Gold is up 61% this year. Gold miners are up 139%.
S&P 500 is up 13%. Nasdaq is up 17%.
"Well, nobody could've seen that coming."
Yes, you could have.
Gold alternated with stocks all throughout last year, and had been running ahead from July up through the election. Stock market enthusiasm, buoyed by TSLA and others, wore off quickly. By the second week of December, gold was back on top, hesitantly, and then firmly so by Christmas. January confirmed defensive rotations into utilities, then consumer staples and low volatility. And gold kept running.
As to miners?
Gold miners are surging right now because they’re finally getting the sweet spot of the cycle: gold prices are high, but input costs—like fuel, equipment, and labor—have stabilized or even fallen, expanding profit margins dramatically.
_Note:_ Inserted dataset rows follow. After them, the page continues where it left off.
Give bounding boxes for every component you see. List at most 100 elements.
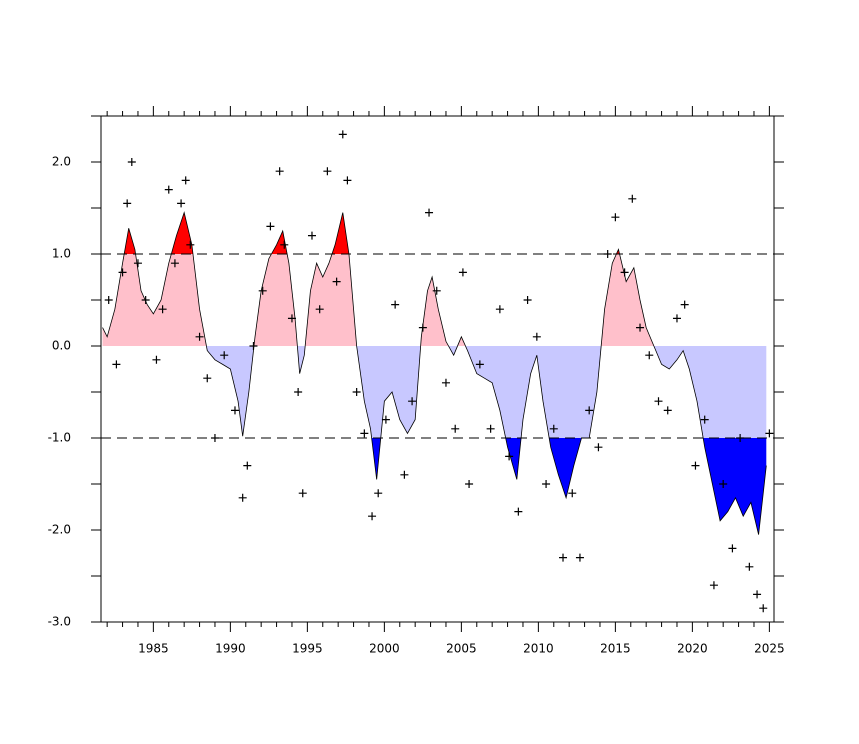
data-point xyxy=(514,507,523,516)
x-tick-label: 2015 xyxy=(600,642,631,656)
data-point xyxy=(645,351,654,360)
data-point xyxy=(258,286,267,295)
data-point xyxy=(654,397,663,406)
data-point xyxy=(451,424,460,433)
data-point xyxy=(164,185,173,194)
data-point xyxy=(374,489,383,498)
data-point xyxy=(736,434,745,442)
data-point xyxy=(753,590,762,599)
data-point xyxy=(195,332,204,341)
data-point xyxy=(465,480,474,488)
data-point xyxy=(532,332,541,341)
data-point xyxy=(765,429,774,438)
data-point xyxy=(275,167,284,176)
y-tick-label: 1.0 xyxy=(52,247,71,261)
data-point xyxy=(505,452,514,461)
data-point xyxy=(559,553,568,562)
y-tick-label: 0.0 xyxy=(52,339,71,353)
data-point xyxy=(585,406,594,415)
x-tick-label: 1985 xyxy=(138,642,169,656)
data-point xyxy=(700,415,709,424)
data-point xyxy=(152,355,161,364)
data-point xyxy=(672,314,681,323)
data-point xyxy=(458,268,467,277)
x-tick-label: 1990 xyxy=(215,642,246,656)
data-point xyxy=(249,342,258,350)
data-point xyxy=(575,553,584,562)
data-point xyxy=(323,167,332,176)
data-point xyxy=(220,351,229,360)
data-point xyxy=(636,323,645,332)
data-point xyxy=(400,470,409,479)
data-point xyxy=(408,397,417,406)
plot-frame xyxy=(100,115,775,623)
data-point xyxy=(294,388,303,396)
data-point xyxy=(719,480,728,488)
data-point xyxy=(266,222,275,231)
data-point xyxy=(381,415,390,424)
data-point xyxy=(243,461,252,470)
data-point xyxy=(603,250,612,258)
data-point xyxy=(663,406,672,415)
x-tick-label: 2010 xyxy=(523,642,554,656)
data-point xyxy=(368,512,377,521)
data-point xyxy=(280,240,289,249)
data-point xyxy=(391,300,400,309)
data-point xyxy=(338,130,347,139)
data-point xyxy=(104,296,113,304)
smoothed-line xyxy=(102,211,767,535)
y-tick-label: -3.0 xyxy=(48,615,71,629)
x-tick-label: 2005 xyxy=(446,642,477,656)
data-point xyxy=(123,199,132,208)
data-point xyxy=(486,424,495,433)
data-point xyxy=(611,213,620,222)
data-point xyxy=(549,424,558,433)
x-tick-label: 2000 xyxy=(369,642,400,656)
data-point xyxy=(620,268,629,277)
data-point xyxy=(127,158,136,166)
data-point xyxy=(210,434,219,442)
data-point xyxy=(298,489,307,498)
data-point xyxy=(418,323,427,332)
data-point xyxy=(441,378,450,387)
data-point xyxy=(745,562,754,571)
x-tick-label: 2025 xyxy=(754,642,785,656)
y-tick-label: -1.0 xyxy=(48,431,71,445)
data-point xyxy=(425,208,434,217)
data-point xyxy=(238,493,247,502)
data-point xyxy=(133,259,142,268)
data-point xyxy=(287,314,296,323)
data-point xyxy=(628,194,637,203)
data-point xyxy=(523,296,532,304)
data-point xyxy=(186,240,195,249)
data-point xyxy=(315,305,324,314)
anomaly-fill xyxy=(371,438,767,535)
data-point xyxy=(177,199,186,208)
anomaly-fill xyxy=(102,346,767,438)
data-point xyxy=(495,305,504,314)
data-point xyxy=(112,360,121,369)
data-point xyxy=(352,388,361,396)
x-tick-label: 2020 xyxy=(677,642,708,656)
data-point xyxy=(542,480,551,488)
anomaly-fill xyxy=(124,212,620,254)
data-point xyxy=(594,443,603,452)
data-point xyxy=(691,461,700,470)
data-point xyxy=(728,544,737,553)
data-point xyxy=(307,231,316,240)
data-point xyxy=(332,277,341,286)
data-point xyxy=(568,489,577,498)
data-point xyxy=(141,296,150,304)
data-point xyxy=(170,259,179,268)
data-point xyxy=(181,176,190,185)
data-point xyxy=(475,360,484,369)
anomaly-fill xyxy=(102,254,767,346)
y-tick-label: -2.0 xyxy=(48,523,71,537)
data-point xyxy=(680,300,689,309)
y-tick-label: 2.0 xyxy=(52,155,71,169)
data-point xyxy=(230,406,239,415)
data-point xyxy=(158,305,167,314)
x-tick-label: 1995 xyxy=(292,642,323,656)
data-point xyxy=(759,604,768,613)
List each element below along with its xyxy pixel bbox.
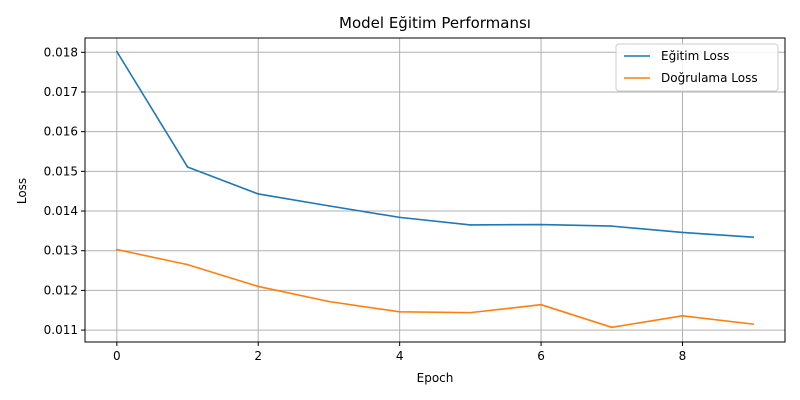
data-point: [116, 50, 118, 53]
legend-label: Doğrulama Loss: [661, 71, 758, 85]
plot-frame: [84, 37, 786, 343]
data-point: [186, 263, 189, 266]
x-tick-label: 0: [113, 349, 121, 363]
x-axis: 0 2 4 6 8: [113, 342, 686, 363]
data-point: [186, 166, 189, 168]
y-tick-label: 0.011: [44, 323, 78, 337]
data-point: [610, 326, 613, 329]
chart-title: Model Eğitim Performansı: [339, 14, 531, 32]
y-tick-label: 0.016: [44, 125, 78, 139]
data-point: [257, 285, 260, 288]
x-tick-label: 8: [679, 349, 687, 363]
y-axis-label: Loss: [15, 178, 29, 204]
legend-box: [615, 43, 779, 92]
data-point: [681, 231, 684, 234]
data-point: [752, 323, 754, 325]
y-tick-label: 0.015: [44, 164, 78, 178]
data-point: [610, 225, 613, 227]
data-point: [469, 224, 472, 226]
data-point: [540, 223, 542, 226]
data-point: [328, 205, 330, 207]
x-tick-label: 2: [254, 349, 262, 363]
y-tick-label: 0.018: [44, 45, 78, 59]
data-point: [469, 311, 472, 314]
x-tick-label: 6: [537, 349, 545, 363]
legend-label: Eğitim Loss: [661, 49, 729, 63]
data-point: [328, 300, 330, 303]
data-point: [540, 303, 542, 306]
series-line-0: [116, 50, 754, 239]
series-line-1: [116, 248, 754, 329]
y-axis: 0.011 0.012 0.013 0.014 0.015 0.016 0.017 0.018: [44, 45, 85, 337]
data-point: [116, 248, 118, 251]
data-point: [752, 236, 754, 239]
x-tick-label: 4: [396, 349, 404, 363]
y-tick-label: 0.013: [44, 244, 78, 258]
series-layer: [116, 50, 754, 329]
y-tick-label: 0.014: [44, 204, 78, 218]
y-tick-label: 0.012: [44, 283, 78, 297]
data-point: [398, 216, 401, 219]
legend: Eğitim Loss Doğrulama Loss: [615, 43, 779, 92]
data-point: [398, 311, 401, 313]
data-point: [681, 315, 684, 317]
data-point: [257, 193, 260, 195]
y-tick-label: 0.017: [44, 85, 78, 99]
x-axis-label: Epoch: [417, 371, 454, 385]
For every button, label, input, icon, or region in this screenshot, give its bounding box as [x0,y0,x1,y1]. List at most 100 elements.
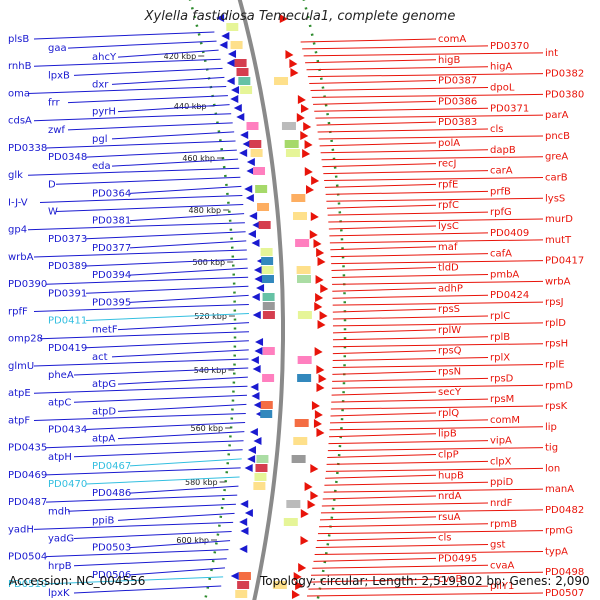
label-leader-line [332,336,489,341]
gene-label: rplW [438,325,461,336]
label-leader-line [309,578,437,583]
gene-label: PD0377 [92,243,131,254]
gene-label: PD0435 [8,443,47,454]
forward-gene-arrow [303,122,312,131]
label-leader-line [323,170,489,175]
gene-label: rpfE [438,179,458,190]
forward-gene-arrow [285,50,294,59]
forward-gene-arrow [307,500,316,509]
gene-label: act [92,352,108,363]
feature-band [260,410,273,418]
gene-label: tig [545,443,558,454]
gene-label: rplD [545,318,566,329]
gene-label: rpsQ [438,346,462,357]
gene-label: rpfF [8,306,28,317]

Unlike the metal, which simply sits in a vault, miners turn those high prices into cash flow and earnings leverage; every extra $100 in gold can multiply profits several times over. After years of underinvestment and cautious capital discipline, balance sheets are cleaner, dividends are rising, and valuations remain far below historical averages. In short, miners are giving investors both the defensive upside of gold and the offensive power of operating leverage—a rare combination that makes them one of the strongest asymmetric plays in the market right now.
And from a technical standpoint, they hinted at surpassing gold last December, and cemented it mid-January.
Yeah, you could've seen this coming.